See it's fair for them to play Jeremiah Wright or critique Obama's comment on "clinging to guns etc" but it's not fair and objective to say that McCain's tax plan amounts to a impossible fantasy. Why? Because that is taking one side's policies over the other. But what is messed up is, that conventional wisdom tells these guys that "tax cuts work" so that's why you got the Charlie Gibson questions in that awful ABC debate with Hillary and Barack, because he couldn't get it out of his head that maybe if you taxed the richest among us, it wouldn't actually create revenue. Or that that revenue wouldn't come from the people who could most afford to create revenue, in some shape or form.

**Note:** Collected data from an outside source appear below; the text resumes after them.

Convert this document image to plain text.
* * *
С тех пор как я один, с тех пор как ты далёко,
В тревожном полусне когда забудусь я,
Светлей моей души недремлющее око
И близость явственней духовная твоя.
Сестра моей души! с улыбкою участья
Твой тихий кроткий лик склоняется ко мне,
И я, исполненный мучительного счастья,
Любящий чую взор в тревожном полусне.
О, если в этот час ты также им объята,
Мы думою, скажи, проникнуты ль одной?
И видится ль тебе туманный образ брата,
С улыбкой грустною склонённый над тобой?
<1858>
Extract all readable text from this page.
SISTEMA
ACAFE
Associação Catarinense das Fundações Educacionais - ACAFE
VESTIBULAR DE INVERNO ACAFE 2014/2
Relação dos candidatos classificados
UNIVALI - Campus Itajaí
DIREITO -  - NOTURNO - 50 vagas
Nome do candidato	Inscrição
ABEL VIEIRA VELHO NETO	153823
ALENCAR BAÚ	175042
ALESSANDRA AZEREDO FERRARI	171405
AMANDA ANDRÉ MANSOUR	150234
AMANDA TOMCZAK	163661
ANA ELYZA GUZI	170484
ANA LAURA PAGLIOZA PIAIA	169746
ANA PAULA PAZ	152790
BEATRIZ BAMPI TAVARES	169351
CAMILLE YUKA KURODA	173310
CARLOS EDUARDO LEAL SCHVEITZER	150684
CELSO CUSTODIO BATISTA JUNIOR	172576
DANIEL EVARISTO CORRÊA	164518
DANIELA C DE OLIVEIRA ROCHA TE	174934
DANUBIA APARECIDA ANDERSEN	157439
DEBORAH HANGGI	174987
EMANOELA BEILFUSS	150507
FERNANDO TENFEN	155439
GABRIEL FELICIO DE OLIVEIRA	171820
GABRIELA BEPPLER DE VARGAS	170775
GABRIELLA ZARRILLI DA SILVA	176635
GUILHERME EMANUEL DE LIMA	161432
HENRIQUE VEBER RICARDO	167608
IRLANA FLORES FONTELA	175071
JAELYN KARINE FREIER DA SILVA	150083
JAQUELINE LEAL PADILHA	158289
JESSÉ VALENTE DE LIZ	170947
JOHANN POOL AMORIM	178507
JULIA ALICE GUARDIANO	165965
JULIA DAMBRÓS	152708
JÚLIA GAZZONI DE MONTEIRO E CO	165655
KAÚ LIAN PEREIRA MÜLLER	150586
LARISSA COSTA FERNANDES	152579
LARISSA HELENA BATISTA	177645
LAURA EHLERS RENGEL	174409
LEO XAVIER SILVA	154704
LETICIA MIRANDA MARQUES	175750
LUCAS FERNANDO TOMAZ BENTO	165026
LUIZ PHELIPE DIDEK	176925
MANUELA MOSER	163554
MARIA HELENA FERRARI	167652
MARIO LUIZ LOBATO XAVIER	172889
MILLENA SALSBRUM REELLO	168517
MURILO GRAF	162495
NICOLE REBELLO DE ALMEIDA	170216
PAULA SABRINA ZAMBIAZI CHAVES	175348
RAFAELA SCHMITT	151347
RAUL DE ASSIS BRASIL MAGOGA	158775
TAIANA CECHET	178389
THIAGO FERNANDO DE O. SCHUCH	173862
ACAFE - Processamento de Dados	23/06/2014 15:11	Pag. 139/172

It's also fair to question Obama's patriotism, because that's become an accepted Right-Wing framing tactic, but it isn't fair to question John McCain's mental condition when he sings "Bomb Iran" and all these other gaffes, nor is it fair to critique his voting record on military issues, because he is a POW and a hero for it. If you noticed how Bob Schieffer was incredulous when Wes Clark said that getting shot down and being a POW doesn't necessarily make somebody a national security expert, it's like it never occurred to Bob that McCain, the decorated POW, might not actually know anything about national security. The status quo frames it all in a RW manner. I don't know, maybe they are so tired of being accused of having a "Liberal bias" that they automatically frame from the Right all the time now. It's not a good thing, that's for sure.